As the title says, in a graph where the distance of going between two nodes is the concatenation of the strings in the edges along the path between this two verticesm, and we want to find the lexicographically shortest distance, what distance function and which algorithm can we use to solve this kind of problems?
I was trying to solve this problem, and implement a code which uses the Floyd-Warshall algorithm, but there is a problem with cases like this:
V = 3, E = 3, s = 0, e = 2 0 -> 1 a 0 -> 1 ab 1 -> 2 c
The code returns "ac", but the right answear is "abc".
1) For each node you can determine, if "gold node" is reachable from it. You can do it with 1 bfs with reversed edges from "gold node"
2) Start from start node, always select smallest lexicographically edge leading to a vertex from which the “gold node” is reachable. (Thx for Endagorion) 3) If you find cycle, it's "NO".
I think you can discard nodes from which the gold node isn't reachable after doing the reversed bfs to avoid that case. And how to handle cases where an edge is prefix of another?

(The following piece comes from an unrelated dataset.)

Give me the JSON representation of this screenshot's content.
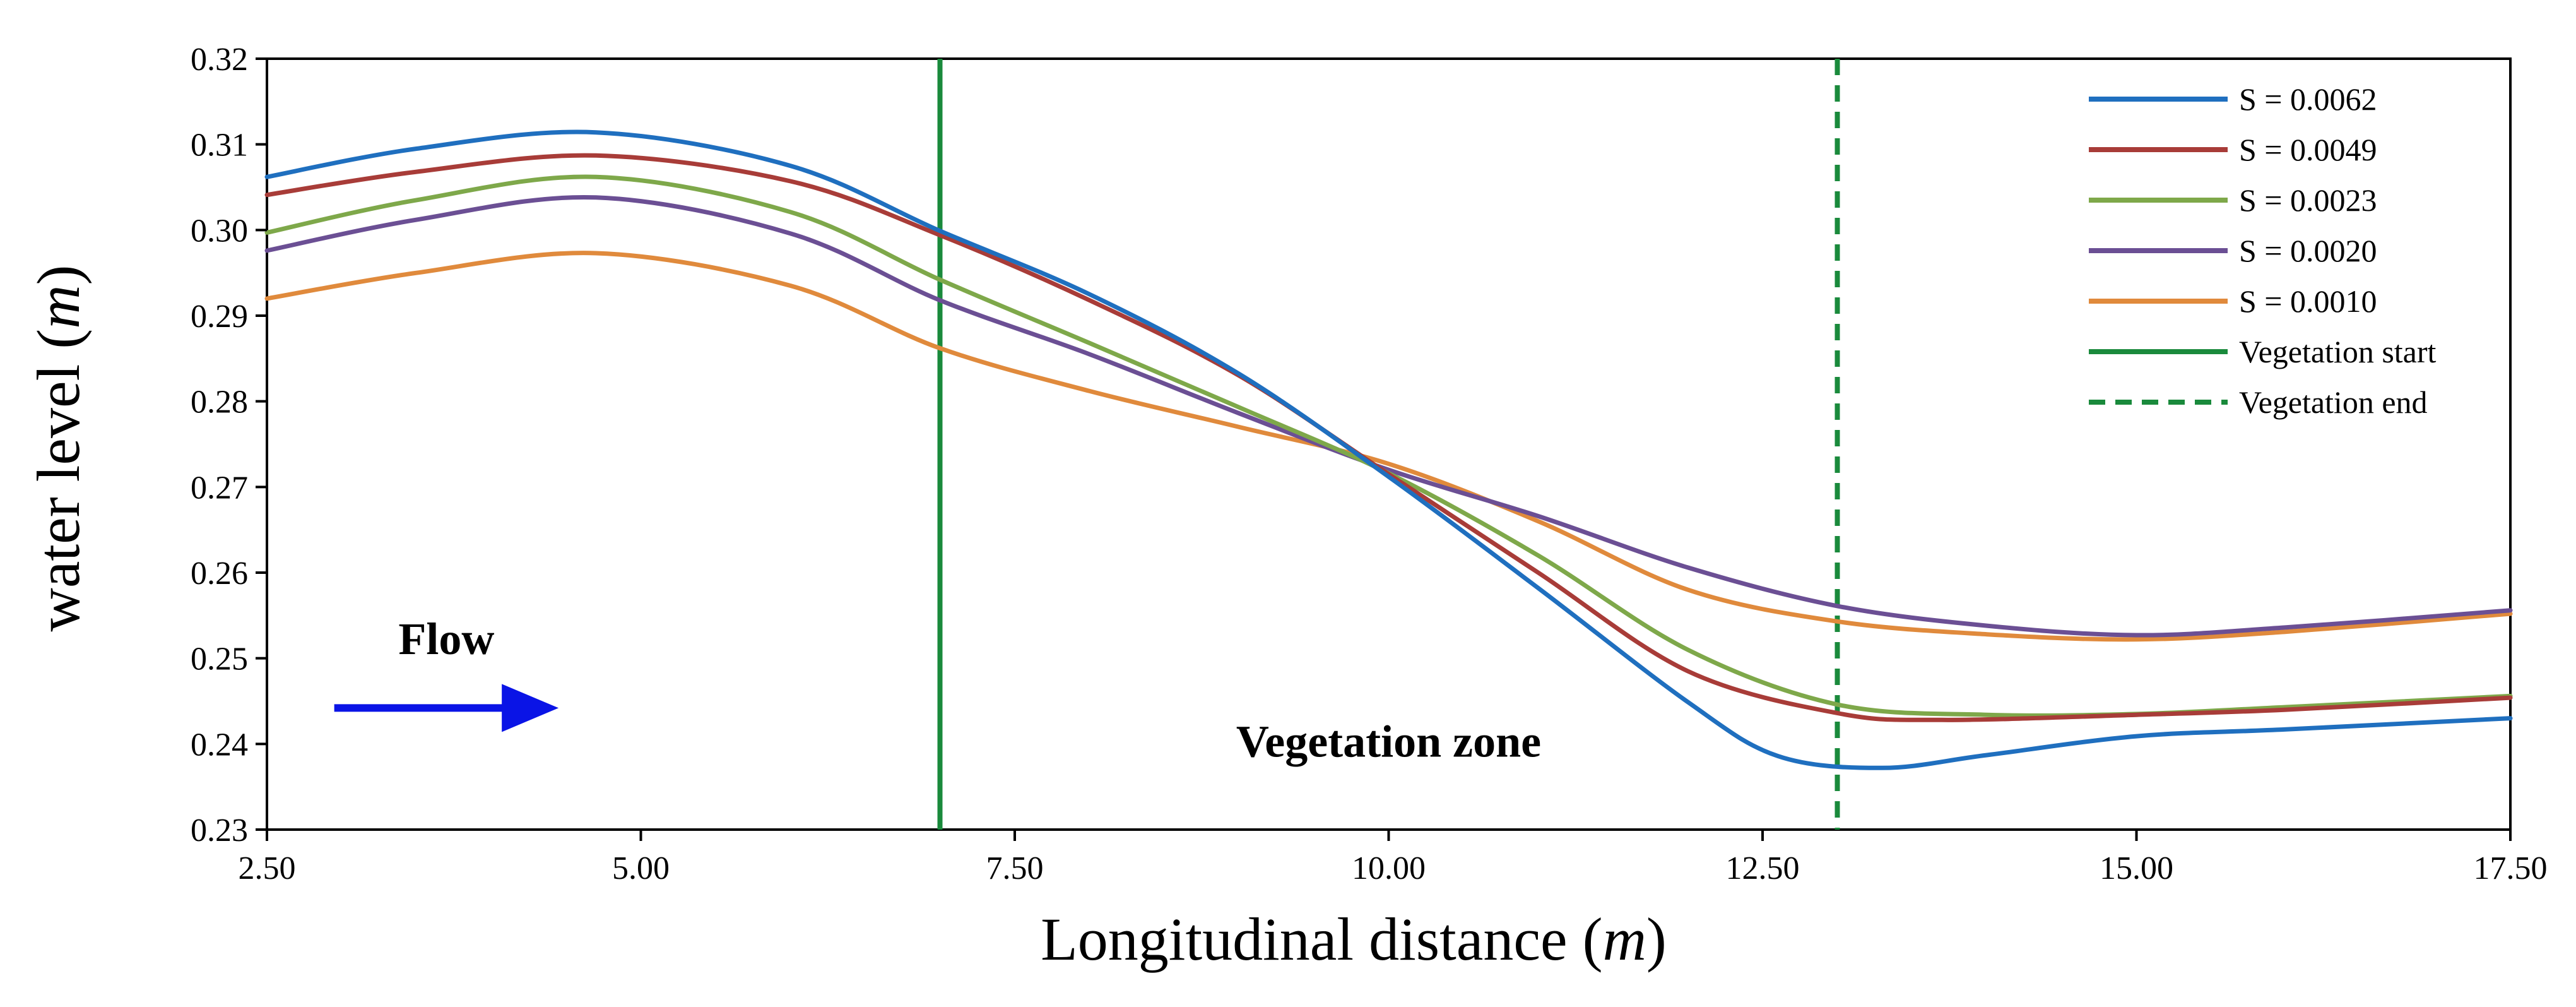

In 2nd step you should choose edge u->v, only if from v you can reach "gold node". For this check we do 1st step with bfs from last node :)
In a case like
4 4 0 3 0 1 ab 0 2 ab 1 3 c 2 3 d
it can fail depending on which edge you choose.
Ok, 1 sec, need to check.
Now I got AC at Aizu OJ (http://judge.u-aizu.ac.jp/onlinejudge/description.jsp?id=1169) using Bellman Ford starting from the destiny node. This gives TLE in TJU OJ so there must be some faster method.
EDIT: finishing the algorithm when finding a cycle reduced the time, AC now.
2) needs to be like that: Start from start node, always select smallest lexicographically edge leading to a vertex from which the "gold node" is reachable.